Four major types of psychotropic drugs include:

  • Antidepressants such as SSRIs, SNRIs, and bupropion are used to treat depression and anxiety, pain, and insomnia. They may also be used to treat ADHD in adults. 
  • Anxiolytics are anti-anxiety medications and are used to treat symptoms ranging from panic attacks to feelings of extreme worry and fear.
  • Antipsychotics are used to treat symptoms of psychosis including delusions and hallucinations. They are often used with other medications to help treat delirium, dementia, and other conditions, including eating disorders, severe depression, and OCD. 
  • Mood stabilizers such as lithium can be used to treat bipolar disorder and mood swings associated with other disorders and also to help with depression. 

Procedures

Brain stimulation procedures like electroconvulsive therapy (ECT), transcranial magnetic stimulation, and vagus nerve stimulation are used in cases of treatment-resistant and severe depression.

During ECT, electrodes are placed on the head to deliver a series of shocks to the brain to induce brief seizures while the patient is under anesthesia. For transcranial magnetic stimulation, magnets or implants are used to stimulate cells associated with mood regulation.

Ketamine infusion or nasal spray therapy offers another option for people with treatment-resistant major depression. It works rapidly and helps reduce suicide ideation.

Lifestyle

Lifestyle changes help promote overall well-being. Healthy lifestyle choices include:

  • Exercising for at least 20 minutes a day
  • Practicing mindfulness in meditation or yoga
  • Avoiding smoking
  • Avoiding substance use (including alcohol)
  • Eating a well-rounded diet that limits fats and refined sugars
  • Having a support system 
  • Maintaining a regular seven- to nine-hour sleep routine
  • Practicing positive thinking

If you are having suicidal thoughts, contact the National Suicide Prevention Lifeline at 1-800-273-8255 for support and assistance from a trained counselor. If you or a loved one are in immediate danger, call 911.

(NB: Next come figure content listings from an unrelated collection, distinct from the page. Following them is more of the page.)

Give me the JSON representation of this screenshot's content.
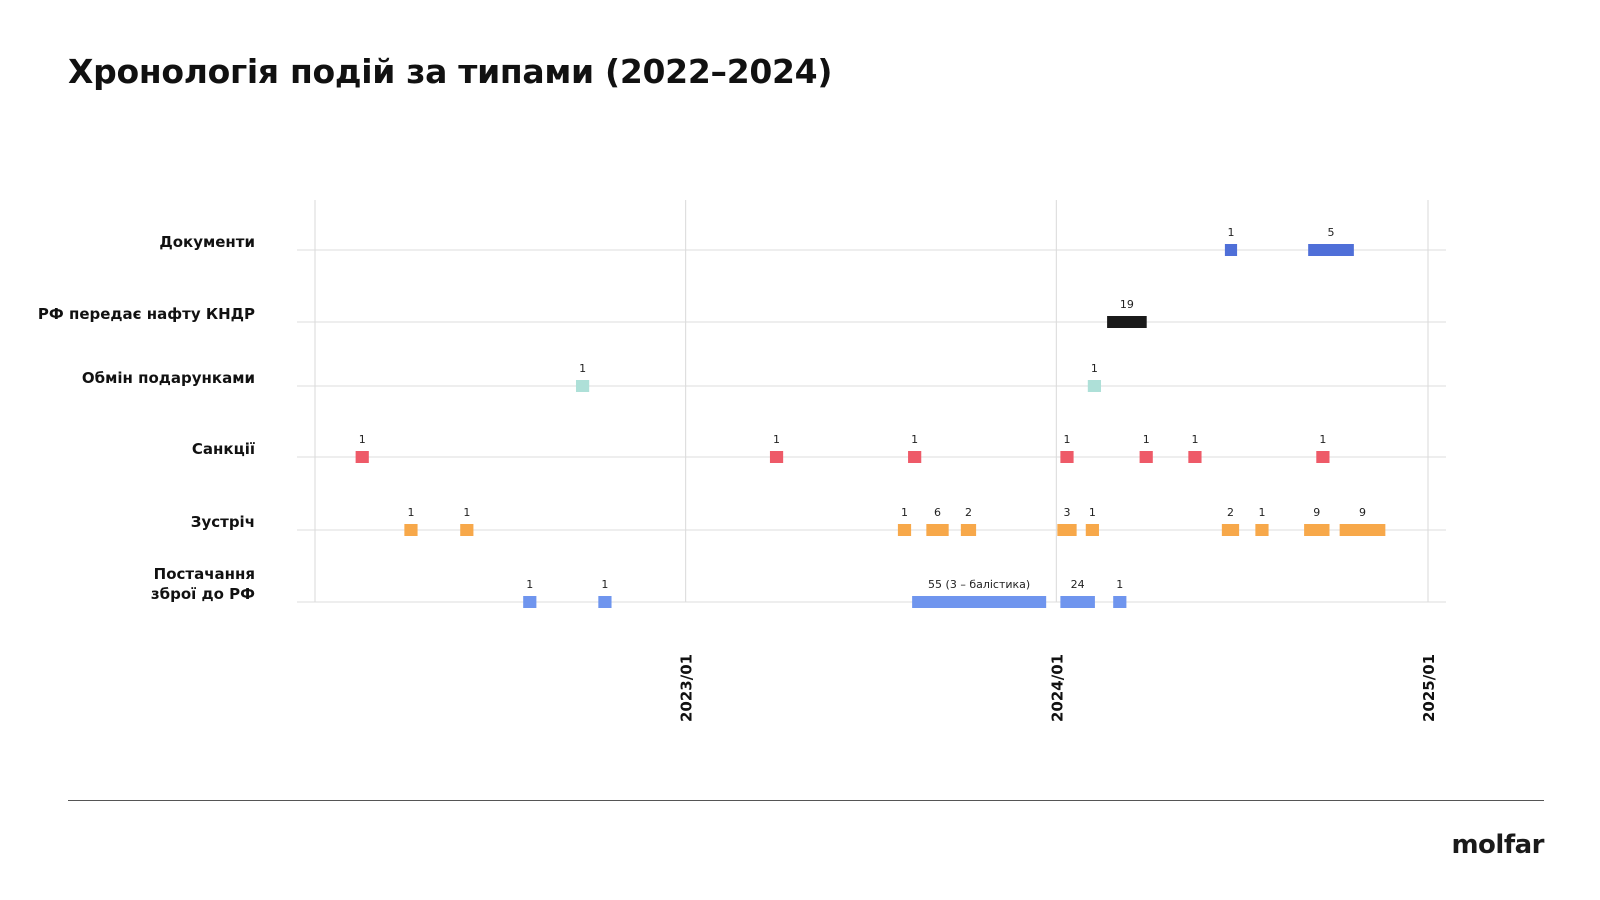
{
  "title": "Хронологія подій за типами (2022–2024)",
  "logo": "molfar",
  "chart_data": {
    "type": "timeline",
    "title": "Хронологія подій за типами (2022–2024)",
    "x_range": [
      "2022-01-01",
      "2025-01-01"
    ],
    "x_ticks": [
      {
        "date": "2023-01-01",
        "label": "2023/01"
      },
      {
        "date": "2024-01-01",
        "label": "2024/01"
      },
      {
        "date": "2025-01-01",
        "label": "2025/01"
      }
    ],
    "grid": true,
    "categories": [
      {
        "name": "Документи",
        "color": "#4f6fd8",
        "events": [
          {
            "start": "2024-06-15",
            "end": "2024-06-27",
            "value": "1"
          },
          {
            "start": "2024-09-05",
            "end": "2024-10-20",
            "value": "5"
          }
        ]
      },
      {
        "name": "РФ передає нафту КНДР",
        "color": "#1a1a1a",
        "events": [
          {
            "start": "2024-02-20",
            "end": "2024-03-30",
            "value": "19"
          }
        ]
      },
      {
        "name": "Обмін подарунками",
        "color": "#aee0d8",
        "events": [
          {
            "start": "2022-09-15",
            "end": "2022-09-28",
            "value": "1"
          },
          {
            "start": "2024-02-01",
            "end": "2024-02-14",
            "value": "1"
          }
        ]
      },
      {
        "name": "Санкції",
        "color": "#ee5a68",
        "events": [
          {
            "start": "2022-02-10",
            "end": "2022-02-23",
            "value": "1"
          },
          {
            "start": "2023-03-25",
            "end": "2023-04-07",
            "value": "1"
          },
          {
            "start": "2023-08-08",
            "end": "2023-08-21",
            "value": "1"
          },
          {
            "start": "2024-01-05",
            "end": "2024-01-18",
            "value": "1"
          },
          {
            "start": "2024-03-23",
            "end": "2024-04-05",
            "value": "1"
          },
          {
            "start": "2024-05-10",
            "end": "2024-05-23",
            "value": "1"
          },
          {
            "start": "2024-09-13",
            "end": "2024-09-26",
            "value": "1"
          }
        ]
      },
      {
        "name": "Зустріч",
        "color": "#f7a84a",
        "events": [
          {
            "start": "2022-03-30",
            "end": "2022-04-12",
            "value": "1"
          },
          {
            "start": "2022-05-24",
            "end": "2022-06-06",
            "value": "1"
          },
          {
            "start": "2023-07-29",
            "end": "2023-08-11",
            "value": "1"
          },
          {
            "start": "2023-08-26",
            "end": "2023-09-17",
            "value": "6"
          },
          {
            "start": "2023-09-29",
            "end": "2023-10-14",
            "value": "2"
          },
          {
            "start": "2024-01-02",
            "end": "2024-01-21",
            "value": "3"
          },
          {
            "start": "2024-01-30",
            "end": "2024-02-12",
            "value": "1"
          },
          {
            "start": "2024-06-12",
            "end": "2024-06-29",
            "value": "2"
          },
          {
            "start": "2024-07-15",
            "end": "2024-07-28",
            "value": "1"
          },
          {
            "start": "2024-09-01",
            "end": "2024-09-26",
            "value": "9"
          },
          {
            "start": "2024-10-06",
            "end": "2024-11-20",
            "value": "9"
          }
        ]
      },
      {
        "name": "Постачання\nзброї до РФ",
        "color": "#6f95ee",
        "events": [
          {
            "start": "2022-07-25",
            "end": "2022-08-07",
            "value": "1"
          },
          {
            "start": "2022-10-07",
            "end": "2022-10-20",
            "value": "1"
          },
          {
            "start": "2023-08-12",
            "end": "2023-12-22",
            "value": "55 (3 – балістика)"
          },
          {
            "start": "2024-01-05",
            "end": "2024-02-08",
            "value": "24"
          },
          {
            "start": "2024-02-26",
            "end": "2024-03-10",
            "value": "1"
          }
        ]
      }
    ]
  }
}
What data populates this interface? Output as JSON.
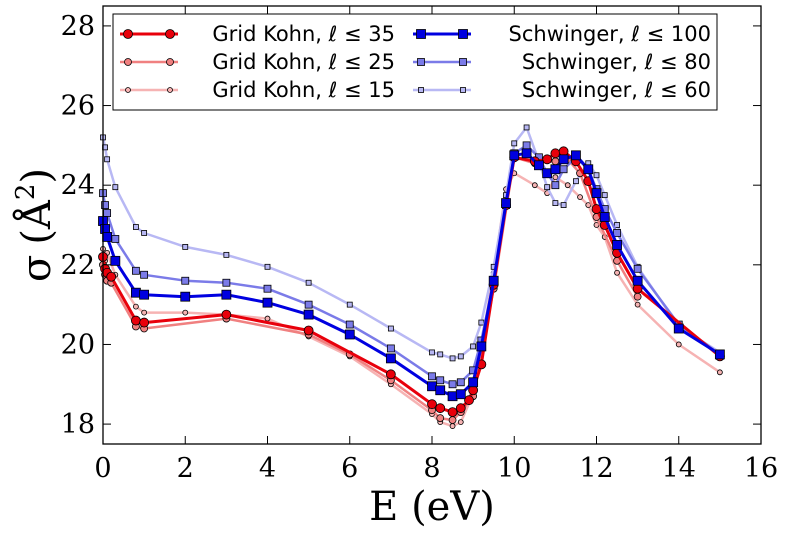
{
  "chart_data": {
    "type": "line",
    "title": "",
    "xlabel": "E (eV)",
    "ylabel": "σ (Å²)",
    "ylabel_parts": {
      "symbol": "σ",
      "unit": "Å",
      "exponent": "2"
    },
    "xlim": [
      0,
      16
    ],
    "ylim": [
      17.5,
      28.5
    ],
    "xticks": [
      0,
      2,
      4,
      6,
      8,
      10,
      12,
      14,
      16
    ],
    "xtick_labels": [
      "0",
      "2",
      "4",
      "6",
      "8",
      "10",
      "12",
      "14",
      "16"
    ],
    "yticks": [
      18,
      20,
      22,
      24,
      26,
      28
    ],
    "ytick_labels": [
      "18",
      "20",
      "22",
      "24",
      "26",
      "28"
    ],
    "grid": false,
    "legend_location": "top",
    "series": [
      {
        "name": "Grid Kohn, ℓ ≤ 35",
        "color": "#e8000b",
        "marker": "circle",
        "weight": "heavy",
        "x": [
          0,
          0.05,
          0.1,
          0.2,
          0.8,
          1,
          3,
          5,
          7,
          8,
          8.2,
          8.5,
          8.7,
          8.9,
          9,
          9.2,
          9.5,
          9.8,
          10,
          10.5,
          10.8,
          11,
          11.2,
          11.5,
          11.8,
          12,
          12.2,
          12.5,
          13,
          15
        ],
        "values": [
          22.2,
          21.9,
          21.8,
          21.7,
          20.6,
          20.55,
          20.75,
          20.35,
          19.25,
          18.5,
          18.4,
          18.3,
          18.4,
          18.6,
          18.85,
          19.5,
          21.5,
          23.5,
          24.7,
          24.6,
          24.65,
          24.8,
          24.85,
          24.6,
          24.1,
          23.4,
          23.0,
          22.3,
          21.4,
          19.7
        ]
      },
      {
        "name": "Grid Kohn, ℓ ≤ 25",
        "color": "#f08080",
        "marker": "circle",
        "weight": "medium",
        "x": [
          0,
          0.05,
          0.1,
          0.2,
          0.8,
          1,
          3,
          5,
          6,
          7,
          8,
          8.2,
          8.5,
          8.7,
          9,
          9.5,
          10,
          10.5,
          11,
          11.3,
          11.6,
          12,
          12.5,
          13
        ],
        "values": [
          22.0,
          21.75,
          21.6,
          21.55,
          20.45,
          20.4,
          20.65,
          20.25,
          19.75,
          19.1,
          18.35,
          18.15,
          18.1,
          18.3,
          18.7,
          21.4,
          24.7,
          24.55,
          24.6,
          24.65,
          24.3,
          23.2,
          22.1,
          21.2
        ]
      },
      {
        "name": "Grid Kohn, ℓ ≤ 15",
        "color": "#f6b3b3",
        "marker": "circle",
        "weight": "light",
        "x": [
          0,
          0.05,
          0.1,
          0.3,
          0.8,
          1,
          2,
          3,
          4,
          5,
          6,
          7,
          8,
          8.2,
          8.5,
          8.7,
          9,
          9.5,
          9.8,
          10,
          10.5,
          10.8,
          11,
          11.3,
          11.6,
          11.8,
          12,
          12.2,
          12.5,
          13,
          14,
          15
        ],
        "values": [
          22.4,
          22.1,
          22.3,
          21.75,
          20.95,
          20.8,
          20.8,
          20.75,
          20.65,
          20.2,
          19.7,
          19.0,
          18.25,
          18.05,
          17.95,
          18.05,
          18.75,
          21.8,
          23.9,
          24.3,
          24.0,
          23.8,
          24.2,
          24.0,
          23.7,
          23.5,
          23.0,
          22.7,
          21.8,
          21.0,
          20.0,
          19.3
        ]
      },
      {
        "name": "Schwinger, ℓ ≤ 100",
        "color": "#0000e0",
        "marker": "square",
        "weight": "heavy",
        "x": [
          0,
          0.05,
          0.1,
          0.3,
          0.8,
          1,
          2,
          3,
          4,
          5,
          6,
          7,
          8,
          8.2,
          8.5,
          8.7,
          9,
          9.2,
          9.5,
          9.8,
          10,
          10.3,
          10.6,
          10.8,
          11,
          11.2,
          11.5,
          11.8,
          12,
          12.2,
          12.5,
          13,
          14,
          15
        ],
        "values": [
          23.1,
          22.9,
          22.7,
          22.1,
          21.3,
          21.25,
          21.2,
          21.25,
          21.05,
          20.75,
          20.25,
          19.65,
          18.95,
          18.85,
          18.7,
          18.75,
          19.05,
          19.95,
          21.6,
          23.55,
          24.75,
          24.8,
          24.5,
          24.3,
          24.4,
          24.65,
          24.75,
          24.4,
          23.8,
          23.2,
          22.5,
          21.6,
          20.4,
          19.75
        ]
      },
      {
        "name": "Schwinger, ℓ ≤ 80",
        "color": "#7b7be8",
        "marker": "square",
        "weight": "medium",
        "x": [
          0,
          0.05,
          0.1,
          0.3,
          0.8,
          1,
          2,
          3,
          4,
          5,
          6,
          7,
          8,
          8.2,
          8.5,
          8.7,
          9,
          9.2,
          9.5,
          9.8,
          10,
          10.3,
          10.6,
          10.8,
          11,
          11.2,
          11.5,
          11.8,
          12,
          12.2,
          12.5,
          13,
          14,
          15
        ],
        "values": [
          23.8,
          23.5,
          23.3,
          22.65,
          21.85,
          21.75,
          21.6,
          21.55,
          21.4,
          21.0,
          20.5,
          19.9,
          19.2,
          19.1,
          19.0,
          19.05,
          19.35,
          20.1,
          21.6,
          23.5,
          24.8,
          25.0,
          24.7,
          24.3,
          24.0,
          24.4,
          24.7,
          24.4,
          23.9,
          23.4,
          22.8,
          21.9,
          20.5,
          19.75
        ]
      },
      {
        "name": "Schwinger, ℓ ≤ 60",
        "color": "#b8b8f4",
        "marker": "square",
        "weight": "light",
        "x": [
          0,
          0.05,
          0.1,
          0.3,
          0.8,
          1,
          2,
          3,
          4,
          5,
          6,
          7,
          8,
          8.2,
          8.5,
          8.7,
          9,
          9.2,
          9.5,
          9.8,
          10,
          10.3,
          10.6,
          10.8,
          11,
          11.2,
          11.5,
          11.8,
          12,
          12.2,
          12.5,
          13,
          14,
          15
        ],
        "values": [
          25.2,
          24.95,
          24.65,
          23.95,
          22.95,
          22.8,
          22.45,
          22.25,
          21.95,
          21.55,
          21.0,
          20.4,
          19.8,
          19.75,
          19.65,
          19.7,
          19.95,
          20.55,
          21.95,
          23.75,
          25.05,
          25.45,
          24.6,
          23.95,
          23.55,
          23.5,
          24.1,
          24.55,
          24.25,
          23.75,
          23.0,
          21.95,
          20.45,
          19.8
        ]
      }
    ]
  }
}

For more mental health resources, see our National Helpline Database

A Word From Verywell

It’s understandable if you’re feeling a little overwhelmed, confused, and even scared when it comes to mental illness. It is possible to live a healthy life with mental illness, and the first step is often the hardest: telling someone about your concerns. Early diagnosis and treatment often improve overall outcome, and talking about it helps further reduce stigma. Remember that there are a lot of ways to manage your mental illness and prevent it from interfering with your daily life.